鳩山首相の度重なる発言のブレにより、迷走を極めた普天間基地移設問題ですが、5月23日の首相の沖縄再訪問での「現行案微修正」の公式発表を聞いて「それ見たことか」と思った国民は少なくないでしょう。
しかし、自民党も首相の政治責任ばかりを追及し、退陣要求をするだけではいけません。
 私は、今回の一連の騒動を、日本人全体が「国家の安全保障を考える有難い機会」であると捉えています。ともすると、普天間基地の問題は、「ヘリの低空飛行における安全性及び騒音被害」と「沖縄県に対する基地負担の偏り」ばかりが報道によりクローズアップされて、この問題の本質に対する論議がなおざりにされていた感じがします。それどころか、日本全体で何か迷惑施設を押し付け合うようなやりとりが繰り返されたことに対し、私は強い不快感を覚えました。

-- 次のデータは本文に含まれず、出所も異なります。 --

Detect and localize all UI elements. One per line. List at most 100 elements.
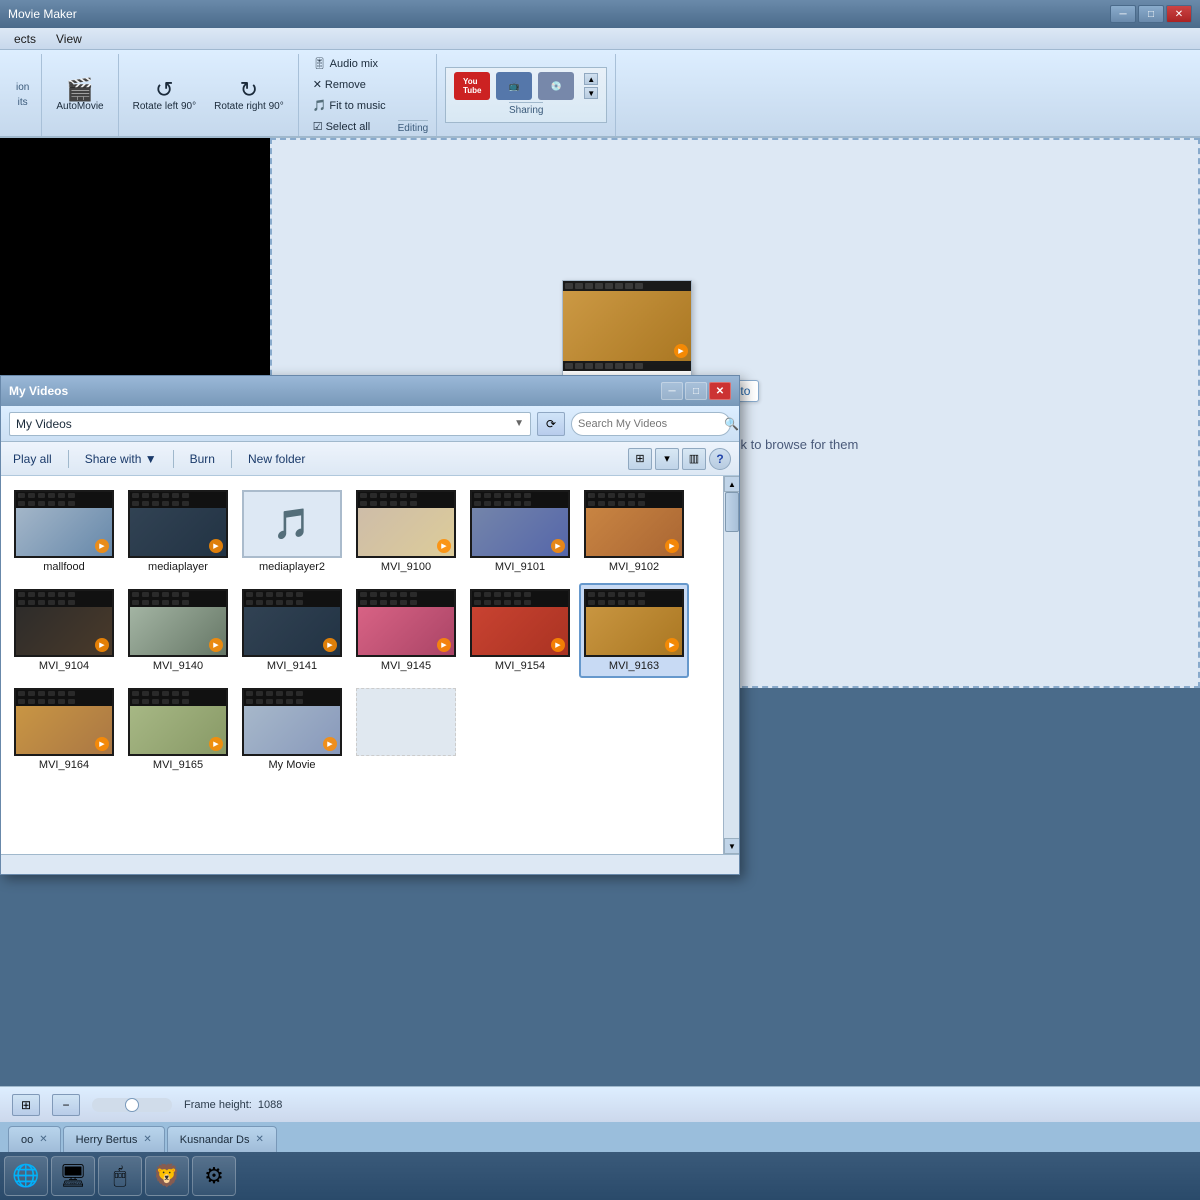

 第一に、問題になっている米軍海兵隊は、迷惑施設などではなく、同盟国の軍隊であるということです。彼らは、同盟の名の下に遠い異国に派兵され、日本人を守るために血を流すことを覚悟して来た「血の通った生身のアメリカ人」であるということを忘れてはなりません。同盟は外交上の契約だけでは成り立たず、互いの信頼関係を土台として機能するというのはあたりまえのことです。今回の一連のやりとりは、米国軍人に対して、とても無神経で失礼極まりない言動であり、互いの信頼関係を大きく損なうものではなかったかと日本全体として反省せねばなりません。

 第二に、「そもそも何故、沖縄県に米軍基地が存在せねばならないのか」ということから目をそらしてはいないでしょうか。それは、我が国が自らの力で、自国を守れない『半独立国家』であるということに尽きるのです。我が国は、日本国憲法第9条の戦力不保持条項を補うため、米国との間に「日本とアメリカ合衆国との間の相互協力及び安全保障条約」を締結し、その第6条により「米国陸海空軍に対する施設と区域の提供義務」を負っています。よって、米軍基地の国外撤去を議題に挙げるということは、日米安全保障条約の破棄を意味し(そうしなければ条約違反となる)、更には日本国憲法第9条の改正までを視野に入れた論議がなされなければならないはずではないでしょうか。

つまり、沖縄基地問題の本質は、「我が国の国防体制は、本当にこのままで良いのか」ということに他ならないのです。与野党の党利党益のための足の引っ張り合いで、この論点をうやむやにしてしまっては、せっかくの機会を台無しにしてしまいます。政治家はこの問題を通して、今後の日本の防衛をどうすべきかを、改めて国民に問わなければならないのではないでしょうか。

国家の独立と平和を他国の信義に任せるとする現行憲法を後生大切に守り、防衛力を他国に依存している片務的安全保障体制から抜け出せないまま、日本国民を亡国の民へと導く愚行だけは断固として避けなければなりません。